Now we're ready to enjoy bare-metal programming in Rust. Let's start building hypervisor things.

The first thing is to enter the guest mode, which is the CPU mode of the guest operating system or virtual machines. CPU will keep running the guest program as usual, but when it requires a help from the hypervisor, it exits the guest mode (called "VM exit") and jumps into our trap handler.

HS-mode and VS-mode

The RISC-V hypervisor extension introduces two new virtualization modes: VU-mode and VS-mode.

ModeDescription
VU-modeVirtual user mode (guest user mode)
VS-modeVirtual supervisor mode (guest kernel mode)
U-modeUser mode (host user mode)
HS-mode (H-mode)Hypervisor-extended supervisor mode (host kernel mode)

This means in the guest world, in addition to the host's modes, we have separate user mode and kernel mode.

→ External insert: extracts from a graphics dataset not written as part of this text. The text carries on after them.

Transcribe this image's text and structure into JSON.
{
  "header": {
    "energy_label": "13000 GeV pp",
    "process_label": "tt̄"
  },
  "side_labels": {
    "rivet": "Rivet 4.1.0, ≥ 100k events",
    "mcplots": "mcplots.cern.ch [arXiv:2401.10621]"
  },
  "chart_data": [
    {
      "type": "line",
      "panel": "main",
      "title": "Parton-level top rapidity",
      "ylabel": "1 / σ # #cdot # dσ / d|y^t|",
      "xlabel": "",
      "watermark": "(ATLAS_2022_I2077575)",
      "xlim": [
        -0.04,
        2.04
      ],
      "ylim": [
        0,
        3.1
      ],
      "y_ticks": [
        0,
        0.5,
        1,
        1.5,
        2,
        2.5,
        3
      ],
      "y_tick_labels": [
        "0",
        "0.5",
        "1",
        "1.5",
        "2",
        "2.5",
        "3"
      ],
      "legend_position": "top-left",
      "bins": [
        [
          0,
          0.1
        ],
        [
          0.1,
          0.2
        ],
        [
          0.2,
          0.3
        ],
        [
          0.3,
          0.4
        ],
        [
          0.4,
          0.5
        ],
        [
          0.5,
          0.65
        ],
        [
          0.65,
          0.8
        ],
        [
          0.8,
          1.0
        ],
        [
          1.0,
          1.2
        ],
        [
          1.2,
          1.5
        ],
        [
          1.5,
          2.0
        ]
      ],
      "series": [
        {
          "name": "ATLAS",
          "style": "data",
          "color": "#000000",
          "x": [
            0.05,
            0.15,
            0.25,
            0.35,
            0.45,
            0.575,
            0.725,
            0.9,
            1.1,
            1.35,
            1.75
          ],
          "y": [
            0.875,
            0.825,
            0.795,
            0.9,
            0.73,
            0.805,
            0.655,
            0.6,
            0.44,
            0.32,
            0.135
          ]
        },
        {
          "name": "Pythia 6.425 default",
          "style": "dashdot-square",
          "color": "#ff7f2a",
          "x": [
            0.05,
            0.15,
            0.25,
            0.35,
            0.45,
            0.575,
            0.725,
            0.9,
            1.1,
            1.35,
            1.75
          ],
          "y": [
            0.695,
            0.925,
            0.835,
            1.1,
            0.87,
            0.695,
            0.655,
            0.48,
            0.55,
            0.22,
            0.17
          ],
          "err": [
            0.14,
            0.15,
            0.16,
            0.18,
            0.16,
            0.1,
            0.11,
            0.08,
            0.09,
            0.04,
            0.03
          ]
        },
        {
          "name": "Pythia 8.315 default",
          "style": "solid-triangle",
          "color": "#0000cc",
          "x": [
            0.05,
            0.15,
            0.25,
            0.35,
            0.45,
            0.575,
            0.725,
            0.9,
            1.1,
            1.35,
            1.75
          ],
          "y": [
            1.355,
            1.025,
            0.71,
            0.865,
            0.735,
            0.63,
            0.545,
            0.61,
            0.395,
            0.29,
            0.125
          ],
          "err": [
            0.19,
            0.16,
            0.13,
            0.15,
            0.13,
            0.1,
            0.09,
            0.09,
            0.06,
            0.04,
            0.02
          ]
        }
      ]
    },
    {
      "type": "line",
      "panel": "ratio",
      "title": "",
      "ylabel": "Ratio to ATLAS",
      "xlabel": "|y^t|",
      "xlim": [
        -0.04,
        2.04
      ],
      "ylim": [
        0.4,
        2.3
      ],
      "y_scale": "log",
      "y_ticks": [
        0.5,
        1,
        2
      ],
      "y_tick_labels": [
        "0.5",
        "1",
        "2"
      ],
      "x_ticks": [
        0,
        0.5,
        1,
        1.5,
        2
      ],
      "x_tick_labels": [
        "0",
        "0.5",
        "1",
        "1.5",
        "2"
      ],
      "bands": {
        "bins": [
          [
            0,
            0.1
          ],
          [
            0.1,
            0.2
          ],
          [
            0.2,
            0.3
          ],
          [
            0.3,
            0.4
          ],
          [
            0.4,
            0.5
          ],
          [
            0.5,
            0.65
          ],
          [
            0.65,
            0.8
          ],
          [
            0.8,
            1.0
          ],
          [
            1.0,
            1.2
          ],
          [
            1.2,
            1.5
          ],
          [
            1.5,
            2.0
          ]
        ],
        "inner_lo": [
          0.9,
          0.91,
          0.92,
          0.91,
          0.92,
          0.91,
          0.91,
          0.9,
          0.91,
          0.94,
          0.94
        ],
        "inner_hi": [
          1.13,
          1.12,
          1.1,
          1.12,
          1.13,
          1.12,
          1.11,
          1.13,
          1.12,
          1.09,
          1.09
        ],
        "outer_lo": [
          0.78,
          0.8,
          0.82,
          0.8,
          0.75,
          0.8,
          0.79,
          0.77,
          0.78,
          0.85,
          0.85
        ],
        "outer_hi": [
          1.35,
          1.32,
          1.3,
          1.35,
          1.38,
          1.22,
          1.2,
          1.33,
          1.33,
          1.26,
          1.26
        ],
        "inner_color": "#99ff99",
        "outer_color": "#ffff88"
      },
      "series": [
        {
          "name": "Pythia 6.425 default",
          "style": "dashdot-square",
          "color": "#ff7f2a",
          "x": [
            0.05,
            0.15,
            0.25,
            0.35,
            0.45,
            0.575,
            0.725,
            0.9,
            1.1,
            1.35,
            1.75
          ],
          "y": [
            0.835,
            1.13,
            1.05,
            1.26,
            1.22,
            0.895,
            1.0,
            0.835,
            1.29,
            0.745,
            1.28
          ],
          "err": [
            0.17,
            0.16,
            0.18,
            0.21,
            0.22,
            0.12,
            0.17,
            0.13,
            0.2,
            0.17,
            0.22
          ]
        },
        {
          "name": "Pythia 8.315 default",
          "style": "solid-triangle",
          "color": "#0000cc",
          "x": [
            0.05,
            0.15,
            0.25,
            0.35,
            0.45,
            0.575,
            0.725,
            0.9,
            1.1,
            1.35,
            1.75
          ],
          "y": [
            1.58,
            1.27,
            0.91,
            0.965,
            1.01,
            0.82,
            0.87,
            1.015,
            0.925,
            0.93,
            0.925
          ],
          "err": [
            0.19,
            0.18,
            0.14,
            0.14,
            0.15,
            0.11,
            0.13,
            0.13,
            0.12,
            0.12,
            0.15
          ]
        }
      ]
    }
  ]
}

Switching between VU-mode and VS-mode (i.e. system calls in the guest) can be done by CPU automatically, without any intervention from the hypervisor. Hypervisors can focus on VM exits (mostly) from VS-mode, typically memory-mapped I/O.

TIP

To put it differently, a hardware-assisted hypervisor is not like a CPU emulator, but more like an event handler - wait for VM exits to happen, handle them in its trap handler, and go back to the guest mode as soon as possible.

Entering HS-mode

To start the guest kernel (HS-mode), first we need to enable the hypervisor extension in QEMU. Add h=true to the -cpu option:

run.sh
sh
    -cpu rv64,h=true \

Here's the minimal code to enter the guest mode:

src/main.rs
rust
fn main() -> ! {
    /* ... */

    let mut hstatus: u64 = 0;
    hstatus |= 2 << 32; // VSXL: XLEN for VS-mode (64-bit)
    hstatus |= 1 << 7; // SPV: Supervisor Previous Virtualization mode

    let sepc: u64 = 0x1234abcd;
    unsafe {
        asm!(
            "csrw hstatus, {hstatus}",
            "csrw sepc, {sepc}",
            "sret",
            hstatus = in(reg) hstatus,
            sepc = in(reg) sepc,
        );
    }

    unreachable!();
}

Isn't it very similar to what we've seen in the user mode in OS in 1,000 Lines? RISC-V, a latecomer in the CPU world, has consistent design throughout the specification, whereas x86-64 has more dedicated instructions for the hardware-assisted virtualization. sret is not just for going back to the user mode, but also to the guest mode too.

In a nutshell:

  • hstatus is the hypervisor status register: a set of flags and parameters that describe the CPU state.
  • sepc is the program counter to be set when the CPU enters the guest mode.
  • sret, a trap-return instruction, transitions the CPU into the guest mode according to the hstatus. In this case, the CPU will enter the S-mode (kernel mode) because SPV is set.

Since sepc points to a random unmapped address (0x1234abcd), the CPU will cause a guest page fault immediately after entering the guest mode:

$ ./run.sh
Booting hypervisor...
trap handler: instruction guest-page fault at 0x1234abcd (stval=0x1234abcd)

Congrats! You've just entered the guest mode for the first time.